Innovators have applied external workforces and technology to tackle these challenges and accelerate the AI lifecycle. Some have attempted to speed data processing at scale with crowdsourcing or automation, both of which require in-house staff and ongoing management. Others have used traditional business process outsourcing (BPO) providers. Within the last decade, managed outsourced teams have emerged.
No matter the approach, how development teams deploy people throughout the AI lifecycle is an important decision with far-reaching consequences. Knowing when and where to do so is key to reducing the number of failed AI projects and the time that is wasted on them.
In this guide, we share what we have learned from annotating data for hundreds of AI projects, from computer vision to natural language processing (NLP). To learn about how to design a human-in-the-loop workforce to build and maintain high-performing machine learning models, read on.
If you are interested to speak with a workforce expert now, get in touch.
Human-in-the-Loop Machine Learning (HITL)
The term “human in the loop” originated to describe any model that requires human interaction. Where the human-in-the-loop (HITL) approach is used in real time and models are continually trained and calibrated, people are essential to achieving desired results. Examples include chatbots and recommendation engines.
Similarly, human-in-the-loop machine learning refers to the stages of the model development process that require a person to inspect, validate, or change some part of the process to train and deploy a model into production. An example is when a data engineer verifies a machine learning model's predictions before moving it to the next stage of development.

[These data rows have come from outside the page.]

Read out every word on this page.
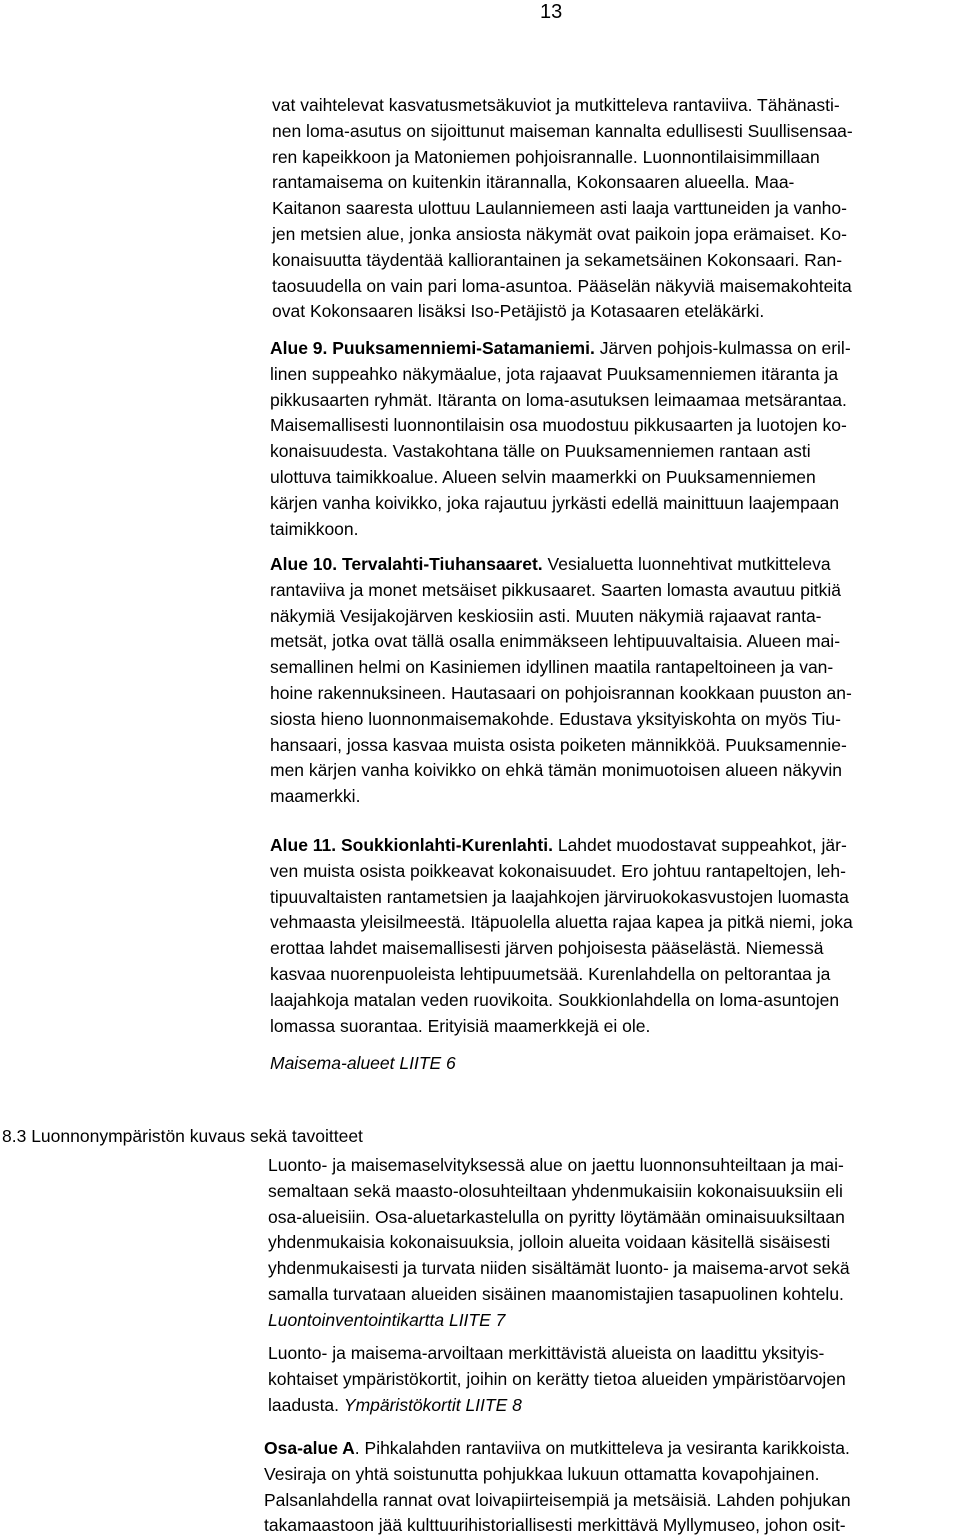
13
vat vaihtelevat kasvatusmetsäkuviot ja mutkitteleva rantaviiva. Tähänasti-
nen loma-asutus on sijoittunut maiseman kannalta edullisesti Suullisensaa-
ren kapeikkoon ja Matoniemen pohjoisrannalle. Luonnontilaisimmillaan
rantamaisema on kuitenkin itärannalla, Kokonsaaren alueella. Maa-
Kaitanon saaresta ulottuu Laulanniemeen asti laaja varttuneiden ja vanho-
jen metsien alue, jonka ansiosta näkymät ovat paikoin jopa erämaiset. Ko-
konaisuutta täydentää kalliorantainen ja sekametsäinen Kokonsaari. Ran-
taosuudella on vain pari loma-asuntoa. Pääselän näkyviä maisemakohteita
ovat Kokonsaaren lisäksi Iso-Petäjistö ja Kotasaaren eteläkärki.
Alue 9. Puuksamenniemi-Satamaniemi. Järven pohjois-kulmassa on eril-
linen suppeahko näkymäalue, jota rajaavat Puuksamenniemen itäranta ja
pikkusaarten ryhmät. Itäranta on loma-asutuksen leimaamaa metsärantaa.
Maisemallisesti luonnontilaisin osa muodostuu pikkusaarten ja luotojen ko-
konaisuudesta. Vastakohtana tälle on Puuksamenniemen rantaan asti
ulottuva taimikkoalue. Alueen selvin maamerkki on Puuksamenniemen
kärjen vanha koivikko, joka rajautuu jyrkästi edellä mainittuun laajempaan
taimikkoon.
Alue 10. Tervalahti-Tiuhansaaret. Vesialuetta luonnehtivat mutkitteleva
rantaviiva ja monet metsäiset pikkusaaret. Saarten lomasta avautuu pitkiä
näkymiä Vesijakojärven keskiosiin asti. Muuten näkymiä rajaavat ranta-
metsät, jotka ovat tällä osalla enimmäkseen lehtipuuvaltaisia. Alueen mai-
semallinen helmi on Kasiniemen idyllinen maatila rantapeltoineen ja van-
hoine rakennuksineen. Hautasaari on pohjoisrannan kookkaan puuston an-
siosta hieno luonnonmaisemakohde. Edustava yksityiskohta on myös Tiu-
hansaari, jossa kasvaa muista osista poiketen männikköä. Puuksamennie-
men kärjen vanha koivikko on ehkä tämän monimuotoisen alueen näkyvin
maamerkki.
Alue 11. Soukkionlahti-Kurenlahti. Lahdet muodostavat suppeahkot, jär-
ven muista osista poikkeavat kokonaisuudet. Ero johtuu rantapeltojen, leh-
tipuuvaltaisten rantametsien ja laajahkojen järviruokokasvustojen luomasta
vehmaasta yleisilmeestä. Itäpuolella aluetta rajaa kapea ja pitkä niemi, joka
erottaa lahdet maisemallisesti järven pohjoisesta pääselästä. Niemessä
kasvaa nuorenpuoleista lehtipuumetsää. Kurenlahdella on peltorantaa ja
laajahkoja matalan veden ruovikoita. Soukkionlahdella on loma-asuntojen
lomassa suorantaa. Erityisiä maamerkkejä ei ole.
Maisema-alueet LIITE 6
8.3 Luonnonympäristön kuvaus sekä tavoitteet
Luonto- ja maisemaselvityksessä alue on jaettu luonnonsuhteiltaan ja mai-
semaltaan sekä maasto-olosuhteiltaan yhdenmukaisiin kokonaisuuksiin eli
osa-alueisiin. Osa-aluetarkastelulla on pyritty löytämään ominaisuuksiltaan
yhdenmukaisia kokonaisuuksia, jolloin alueita voidaan käsitellä sisäisesti
yhdenmukaisesti ja turvata niiden sisältämät luonto- ja maisema-arvot sekä
samalla turvataan alueiden sisäinen maanomistajien tasapuolinen kohtelu.
Luontoinventointikartta LIITE 7
Luonto- ja maisema-arvoiltaan merkittävistä alueista on laadittu yksityis-
kohtaiset ympäristökortit, joihin on kerätty tietoa alueiden ympäristöarvojen
laadusta. Ympäristökortit LIITE 8
Osa-alue A. Pihkalahden rantaviiva on mutkitteleva ja vesiranta karikkoista.
Vesiraja on yhtä soistunutta pohjukkaa lukuun ottamatta kovapohjainen.
Palsanlahdella rannat ovat loivapiirteisempiä ja metsäisiä. Lahden pohjukan
takamaastoon jää kulttuurihistoriallisesti merkittävä Myllymuseo, johon osit-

HITL also can extend to the people who prepare and structure data for machine learning.
In fact, human-in-the-loop machine learning includes all of the people who work with data that will be used, including the people who collect, label, and conduct quality control (QC) on data.
Click To TweetHumans in the Loop: Data Preparation and Quality
There is a lot of thankless work that goes into the creation of a dataset, whether it will be used to train a model or to maintain one in production. Data drives the model development process, and working with data requires people.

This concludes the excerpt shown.